We drove back to the apartment and lay on the bed, the three of us, as the sun sank slowly behind the apartment blocks. Carefully I unwrapped Laura, allowing her to roll and flex her arms and legs. She squealed with pleasure. I gave her my thumb and her tiny fingers wrapped themselves around it, gripping it with a surprising strength. After a while she began to cry and Daiva fed her. I watched as the feverish sucking gave way to a soft pull at the nipple, a thin blue trail of milk dribbling from her full lips. Her eyes flickered and closed. Daiva’s eyes closed, too.

A little later, levering myself up from the sofa, I changed my clothes, transferring the fifty-dollar bills to the wallet in my new jacket. To get to Santariskes Clinic required taking a trolley bus into the centre of the Old Town and another back out to the outskirts of the city. I had contemplated telephoning the hospital, but realised I would get nowhere without the crisp American bills. Before I left the apartment, I telephoned Tanya to check she was OK. The telephone rang and rang but there was no answer.

I walked quickly to the trolley-bus stop, glancing over my shoulder, nervous of being watched, not relaxing until I had boarded the number 16 into the Old Town, certain I had not been followed.

Santariskes Clinic is spread over a large area with many different buildings. After only a moment’s hesitation, stepping down from the trolley bus, I turned to my left and entered the main reception area of the hospital. A middle-aged woman sat behind a desk, reading.

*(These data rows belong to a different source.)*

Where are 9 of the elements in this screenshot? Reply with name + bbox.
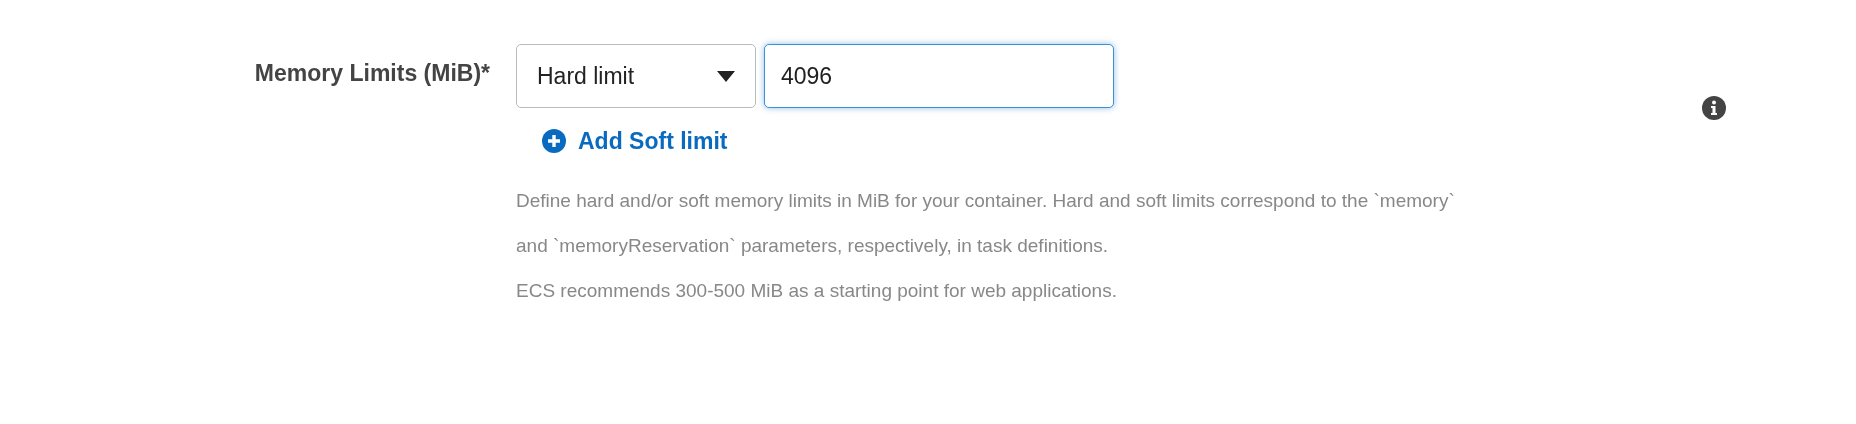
- caret-icon: [717, 70, 735, 82]
- field-label: Memory Limits (MiB)*: [254, 59, 490, 87]
- info-icon[interactable]: [1702, 96, 1726, 120]
- help-text: ECS recommends 300-500 MiB as a starting point for web applications.: [516, 279, 1118, 303]
- help-text: Define hard and/or soft memory limits in MiB for your container. Hard and soft limits correspond to the `memory` and `memoryReservation` parameters, respectively, in task definitions.: [516, 189, 1456, 258]
- plus-circle-icon: [542, 129, 566, 153]
- add-soft-limit-link[interactable]: Add Soft limit: [542, 124, 728, 158]
- memory-input-field[interactable]: 4096: [764, 44, 1114, 108]
- limit-type-dropdown[interactable]: Hard limit: [516, 44, 756, 108]
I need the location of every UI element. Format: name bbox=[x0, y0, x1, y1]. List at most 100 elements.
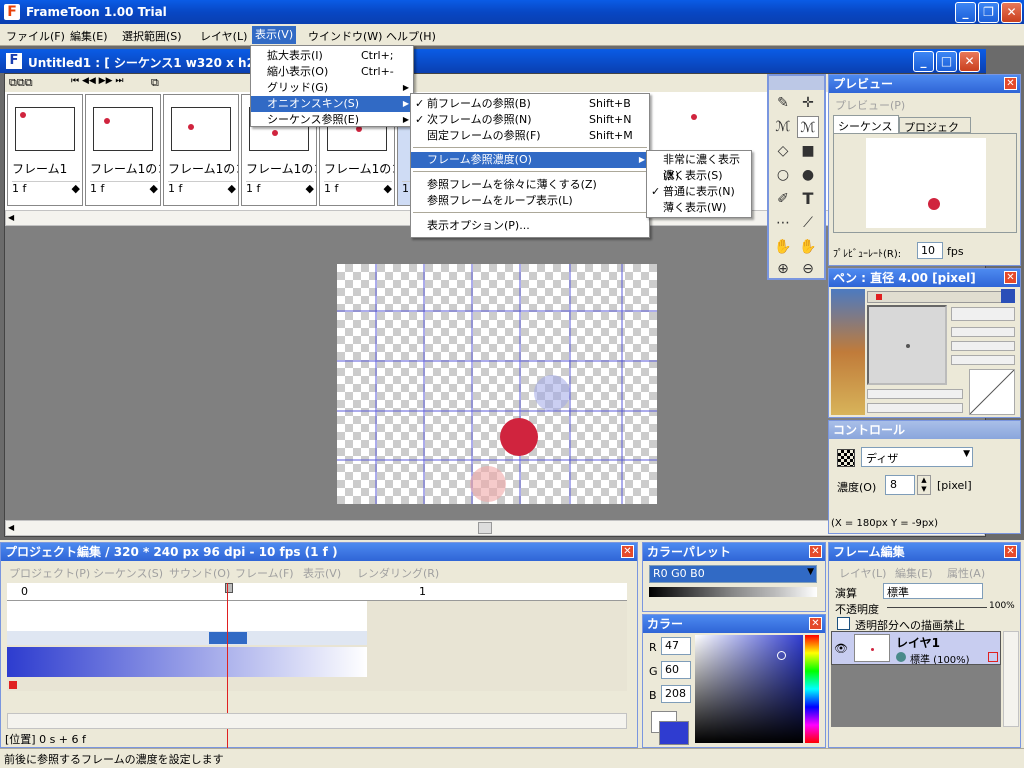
calc-select[interactable]: 標準 bbox=[883, 583, 983, 599]
frame-duration[interactable]: 1 f ◆ bbox=[12, 181, 80, 197]
project-menu-sequence[interactable]: シーケンス(S) bbox=[93, 565, 163, 581]
zoom-in-tool-icon[interactable]: ⊕ bbox=[772, 258, 794, 280]
save-icon[interactable] bbox=[1001, 289, 1015, 303]
pen-slider-3[interactable] bbox=[951, 355, 1015, 365]
frame-edit-menu-attr[interactable]: 属性(A) bbox=[947, 565, 985, 581]
fill-ellipse-tool-icon[interactable]: ● bbox=[797, 164, 819, 186]
layer-lock-icon[interactable] bbox=[988, 652, 998, 662]
pen-slider-2[interactable] bbox=[951, 341, 1015, 351]
tab-sequence[interactable]: シーケンス bbox=[833, 115, 899, 133]
timeline-scrollbar[interactable] bbox=[7, 713, 627, 729]
restore-button[interactable]: ❐ bbox=[978, 2, 999, 23]
color-close-icon[interactable]: ✕ bbox=[809, 617, 822, 630]
eraser-tool-icon[interactable]: ◇ bbox=[772, 140, 794, 162]
menu-window[interactable]: ウインドウ(W) bbox=[308, 28, 382, 44]
drawing-canvas[interactable] bbox=[337, 264, 657, 504]
menu-item-ref-density[interactable]: フレーム参照濃度(O) ▶ bbox=[411, 152, 649, 168]
primary-color-swatch[interactable] bbox=[659, 721, 689, 745]
menu-item-onion-skin[interactable]: オニオンスキン(S) ▶ bbox=[251, 96, 413, 112]
layer-scrollbar[interactable] bbox=[1003, 631, 1019, 727]
frame-duration[interactable]: 1 f ◆ bbox=[246, 181, 314, 197]
frame-edit-close-icon[interactable]: ✕ bbox=[1004, 545, 1017, 558]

‘I’m looking for a friend,’ I said, approaching her. ‘What ward?’ she asked, not looking up from her book.

‘That’s what I don’t know,’ I said, forcing a jovial smile on to my face.

She glanced up, an irritated crease furrowing her brow. ‘What is your friend in for?’ she asked, not attempting to hide her frustration.

‘I’m not sure,’ I confessed. I smiled again, hoping futilely to find a chink in her steely demeanour.

For a moment she looked at me as if I were a cretin.

‘So how am I supposed to help you?’ she barked, openly aggressive now.

I sighed. I had little energy to go wandering around the many buildings of the hospital, hoping someone might have heard of, or remember, Kolya.